Estonia is taking over the presidency of the European Schools’ Board of Governors from Germany. The priorities of Estonia during the one-year presidency include the use of digital tools in learning, pedagogical development and modernisation of the system of European Schools.
The meeting for handing over the presidency was held today at the Tallinn office of the Ministry of Education and Research. It was be attended by delegations from Germany as the former presidency, Estonia as the current presidency, and Greece as the future presidency, plus Secretary-General of European Schools Giancarlo Marcheggiano, and Deputy Secretary-General Andreas Beckmann.
At the meeting, the Deputy Secretary General for General and Vocational Education Mart Laidmets talked about Estonia’s priorities and activities during the presidency of the European Schools’ Board of Governors. “Our primary goal as the presidency is to maintain the good reputation of schools and the high quality of teaching,” said Laidmets. “We will steer exchanges of ideas and hear the opinions of all Member States and stakeholders to make balanced and unanimous decisions in developing the system of European Schools.”
One of Estonia’s priorities is the use of digital tools in routine teaching. Adviser of the General Education Department Katre Mehine noted that Estonia will focus on the quality of digital education tools and their availability to teachers and students as well as on developing digital competence as a general competence across all subjects. “The purposeful and sensible use of smartphones, tablet computers and other digital devices will certainly enrich the learning process. This way, the needs and possibilities of students can be better taken into account to achieve improved learning outcomes,” said Mehine.
Reorganisation of the management structure and accreditation of schools are the keywords in modernising the system of European Schools. Third priority - pedagogical development - means continuing the activities of previous presidencies and considering proposals from working groups with focus on integrating key competencies of lifelong learning into curricula.
Unlike Estonia’s presidency in the EU Council, the presidency in the system of European Schools lasts for one year and rotates according to the alphabetical order of Member States. Partial overlapping with the period of presidency in the EU Council is merely a coincidence.

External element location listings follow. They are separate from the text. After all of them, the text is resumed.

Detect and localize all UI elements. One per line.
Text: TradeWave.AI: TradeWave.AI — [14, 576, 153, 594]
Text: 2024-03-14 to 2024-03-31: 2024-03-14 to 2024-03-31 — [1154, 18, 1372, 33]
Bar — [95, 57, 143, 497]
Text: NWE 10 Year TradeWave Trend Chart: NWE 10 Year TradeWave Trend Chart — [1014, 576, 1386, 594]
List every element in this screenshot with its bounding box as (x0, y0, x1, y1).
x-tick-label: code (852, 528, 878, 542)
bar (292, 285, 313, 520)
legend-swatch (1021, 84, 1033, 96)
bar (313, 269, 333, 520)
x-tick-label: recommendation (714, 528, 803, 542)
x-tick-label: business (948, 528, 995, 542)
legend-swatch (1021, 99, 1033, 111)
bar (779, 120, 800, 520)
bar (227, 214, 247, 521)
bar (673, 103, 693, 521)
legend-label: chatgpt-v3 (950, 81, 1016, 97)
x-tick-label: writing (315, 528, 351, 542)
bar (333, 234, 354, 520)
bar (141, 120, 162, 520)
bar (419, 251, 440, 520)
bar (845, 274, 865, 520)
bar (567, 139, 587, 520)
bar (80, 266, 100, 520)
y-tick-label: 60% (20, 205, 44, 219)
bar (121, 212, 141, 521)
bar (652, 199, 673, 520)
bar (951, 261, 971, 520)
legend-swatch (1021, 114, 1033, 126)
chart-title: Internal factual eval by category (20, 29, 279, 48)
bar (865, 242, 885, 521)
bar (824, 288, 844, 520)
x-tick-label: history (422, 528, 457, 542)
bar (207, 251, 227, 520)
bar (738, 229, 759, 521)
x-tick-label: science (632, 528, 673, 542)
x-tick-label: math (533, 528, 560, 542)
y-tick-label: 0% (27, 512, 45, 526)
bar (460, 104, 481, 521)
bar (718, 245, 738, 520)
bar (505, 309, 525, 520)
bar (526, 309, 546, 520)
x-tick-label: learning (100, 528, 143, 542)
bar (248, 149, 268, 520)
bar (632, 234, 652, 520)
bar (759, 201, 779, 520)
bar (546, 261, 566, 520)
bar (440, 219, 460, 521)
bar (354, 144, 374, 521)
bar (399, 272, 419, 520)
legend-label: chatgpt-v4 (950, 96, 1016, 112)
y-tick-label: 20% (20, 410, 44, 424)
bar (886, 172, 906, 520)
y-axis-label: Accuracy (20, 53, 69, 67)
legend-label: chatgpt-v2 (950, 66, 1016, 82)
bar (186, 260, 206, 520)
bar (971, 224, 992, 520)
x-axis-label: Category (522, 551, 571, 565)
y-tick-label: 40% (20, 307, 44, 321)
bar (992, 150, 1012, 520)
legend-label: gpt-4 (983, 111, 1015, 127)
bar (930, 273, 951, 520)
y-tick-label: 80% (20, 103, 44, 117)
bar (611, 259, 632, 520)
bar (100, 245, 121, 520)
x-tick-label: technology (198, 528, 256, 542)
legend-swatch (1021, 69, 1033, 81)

- The European Schools provide uniform education within the European Union. The schools are managed in accordance with an intergovernmental agreement between the Member States - Convention defining the Statute of the European Schools.
- The fundamental principle of European Schools is to provide education in native language to the children of officials of EU institutions and of the diplomats of permanent representations of Member States from the preprimary level through to the end of secondary level.
- The system includes 14 so-called Type 1 schools located across 7 Member States: Belgium (5), Spain, the Netherlands, Italy, Luxembourg (2), Germany and the UK. In addition to Type 1 schools, there system includes accredited European Schools since 2005 - their number is currently 14.
- In the 2016/17 academic year, Type 1 European Schools provide education to approx. 25,000 students, incl. 256 Estonians. European Schools employ 15 Estonian teachers and/or management members.
- In autumn 2016, the European School of Brussels IV opened the Estonian section allowing, for the first time, the children of Estonian families living in Brussels to acquire basic education in Estonian. Previously, students of Estonian origin studied either in English, French or German, and had only one native language lesson per day.